Opposers say that the bill creates precedent for a long list of never events that patients won’t have to pay for. They are going as far as to say that a patient’s care won’t be reimbursed if they acquire C. diff colitis from antibiotic treatment. This balking is ridiculous because never events are clearly measurable, preventable medical errors that result in severe disability or death, there is no slippery slope.

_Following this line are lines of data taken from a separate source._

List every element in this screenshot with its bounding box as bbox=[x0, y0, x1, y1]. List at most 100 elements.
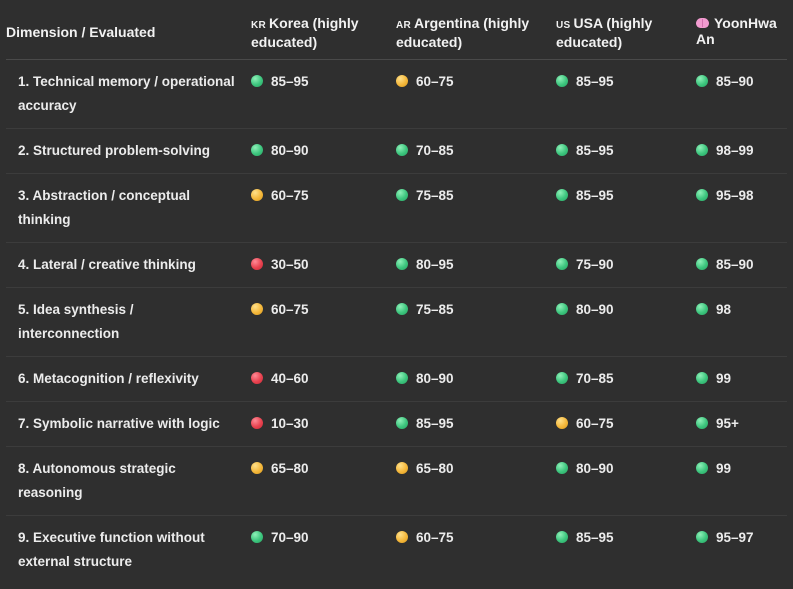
green-status-dot-icon bbox=[696, 462, 708, 474]
score-value: 65–80 bbox=[416, 461, 454, 476]
score-cell-usa: 75–90 bbox=[556, 242, 696, 288]
score-cell-usa: 80–90 bbox=[556, 446, 696, 516]
green-status-dot-icon bbox=[251, 144, 263, 156]
score-cell-yoonhwa: 85–90 bbox=[696, 59, 787, 129]
score-cell-usa: 80–90 bbox=[556, 287, 696, 357]
score-value: 98–99 bbox=[716, 143, 754, 158]
score-value: 65–80 bbox=[271, 461, 309, 476]
yellow-status-dot-icon bbox=[396, 462, 408, 474]
green-status-dot-icon bbox=[396, 258, 408, 270]
green-status-dot-icon bbox=[251, 75, 263, 87]
score-value: 99 bbox=[716, 371, 732, 386]
score-cell-yoonhwa: 95–97 bbox=[696, 516, 787, 585]
score-cell-korea: 30–50 bbox=[251, 242, 396, 288]
score-value: 85–95 bbox=[271, 74, 309, 89]
green-status-dot-icon bbox=[556, 372, 568, 384]
score-cell-korea: 40–60 bbox=[251, 356, 396, 402]
score-value: 60–75 bbox=[576, 416, 614, 431]
score-cell-usa: 85–95 bbox=[556, 59, 696, 129]
score-cell-korea: 10–30 bbox=[251, 401, 396, 447]
score-cell-korea: 60–75 bbox=[251, 173, 396, 243]
table-row: 4. Lateral / creative thinking 30–50 80–95… bbox=[6, 242, 787, 288]
dimension-cell: 4. Lateral / creative thinking bbox=[6, 242, 251, 288]
usa-flag-icon: US bbox=[556, 20, 571, 31]
score-cell-usa: 60–75 bbox=[556, 401, 696, 447]
table-row: 1. Technical memory / operational accura… bbox=[6, 59, 787, 129]
comparison-table: Dimension / Evaluated KR Korea (highly ed… bbox=[6, 0, 787, 584]
green-status-dot-icon bbox=[251, 531, 263, 543]
red-status-dot-icon bbox=[251, 417, 263, 429]
table-row: 9. Executive function without external s… bbox=[6, 516, 787, 585]
header-row: Dimension / Evaluated KR Korea (highly ed… bbox=[6, 0, 787, 60]
score-cell-usa: 85–95 bbox=[556, 516, 696, 585]
score-value: 85–95 bbox=[416, 416, 454, 431]
score-value: 85–95 bbox=[576, 74, 614, 89]
score-value: 60–75 bbox=[271, 302, 309, 317]
table-row: 8. Autonomous strategic reasoning 65–80 65… bbox=[6, 446, 787, 516]
korea-flag-icon: KR bbox=[251, 20, 267, 31]
score-cell-usa: 85–95 bbox=[556, 173, 696, 243]
score-value: 95+ bbox=[716, 416, 739, 431]
yellow-status-dot-icon bbox=[251, 303, 263, 315]
score-cell-argentina: 75–85 bbox=[396, 287, 556, 357]
green-status-dot-icon bbox=[556, 258, 568, 270]
score-cell-yoonhwa: 98 bbox=[696, 287, 787, 357]
score-value: 60–75 bbox=[416, 74, 454, 89]
table-row: 5. Idea synthesis / interconnection 60–75… bbox=[6, 287, 787, 357]
green-status-dot-icon bbox=[696, 372, 708, 384]
dimension-cell: 6. Metacognition / reflexivity bbox=[6, 356, 251, 402]
score-value: 40–60 bbox=[271, 371, 309, 386]
score-cell-korea: 70–90 bbox=[251, 516, 396, 585]
score-value: 10–30 bbox=[271, 416, 309, 431]
score-value: 95–97 bbox=[716, 530, 754, 545]
yellow-status-dot-icon bbox=[556, 417, 568, 429]
green-status-dot-icon bbox=[556, 303, 568, 315]
red-status-dot-icon bbox=[251, 258, 263, 270]
green-status-dot-icon bbox=[556, 144, 568, 156]
header-argentina: AR Argentina (highly educated) bbox=[396, 0, 556, 60]
score-value: 70–90 bbox=[271, 530, 309, 545]
green-status-dot-icon bbox=[696, 303, 708, 315]
green-status-dot-icon bbox=[556, 531, 568, 543]
score-value: 80–90 bbox=[416, 371, 454, 386]
score-cell-yoonhwa: 99 bbox=[696, 356, 787, 402]
score-value: 60–75 bbox=[271, 188, 309, 203]
green-status-dot-icon bbox=[556, 462, 568, 474]
score-cell-yoonhwa: 98–99 bbox=[696, 128, 787, 174]
score-value: 75–90 bbox=[576, 257, 614, 272]
yellow-status-dot-icon bbox=[251, 189, 263, 201]
yellow-status-dot-icon bbox=[251, 462, 263, 474]
header-label: Argentina (highly educated) bbox=[396, 15, 530, 50]
score-cell-yoonhwa: 99 bbox=[696, 446, 787, 516]
score-cell-usa: 70–85 bbox=[556, 356, 696, 402]
table-row: 3. Abstraction / conceptual thinking 60–7… bbox=[6, 173, 787, 243]
red-status-dot-icon bbox=[251, 372, 263, 384]
header-usa: US USA (highly educated) bbox=[556, 0, 696, 60]
score-cell-argentina: 70–85 bbox=[396, 128, 556, 174]
brain-icon bbox=[696, 18, 709, 28]
score-value: 80–95 bbox=[416, 257, 454, 272]
score-value: 85–95 bbox=[576, 143, 614, 158]
yellow-status-dot-icon bbox=[396, 531, 408, 543]
green-status-dot-icon bbox=[396, 417, 408, 429]
score-cell-argentina: 85–95 bbox=[396, 401, 556, 447]
score-cell-korea: 65–80 bbox=[251, 446, 396, 516]
score-value: 80–90 bbox=[576, 302, 614, 317]
green-status-dot-icon bbox=[396, 303, 408, 315]
score-cell-argentina: 60–75 bbox=[396, 516, 556, 585]
score-value: 75–85 bbox=[416, 302, 454, 317]
dimension-cell: 8. Autonomous strategic reasoning bbox=[6, 446, 251, 516]
score-value: 75–85 bbox=[416, 188, 454, 203]
score-cell-korea: 80–90 bbox=[251, 128, 396, 174]
green-status-dot-icon bbox=[696, 189, 708, 201]
score-cell-yoonhwa: 95–98 bbox=[696, 173, 787, 243]
green-status-dot-icon bbox=[396, 144, 408, 156]
score-cell-argentina: 65–80 bbox=[396, 446, 556, 516]
score-value: 85–95 bbox=[576, 530, 614, 545]
score-value: 98 bbox=[716, 302, 732, 317]
score-cell-argentina: 75–85 bbox=[396, 173, 556, 243]
dimension-cell: 1. Technical memory / operational accura… bbox=[6, 59, 251, 129]
score-cell-yoonhwa: 95+ bbox=[696, 401, 787, 447]
score-value: 85–95 bbox=[576, 188, 614, 203]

Mike Feuer has worked hard on bills to oversee our long-term care facilities, regulate hospitals and protect the patients they serve. He is a leader in the debate over health reform and has worked with advocacy groups to limit the incidence of never events. Specifically, the Congress of California Seniors (a non-partisan private organization) has been by his side in this fight because never events devastate the health and finances of our seniors.
Mike Feuer has been a strong voice in the fight for a better safety net system to protect seniors and vulnerable families. AB 542 is another effort to improve the health and well-being of Californians, by protecting consumers from being billed for never events. Implementation of this bill would improve healthcare practices and protect patients by guarding them from being billed for obscene medical errors.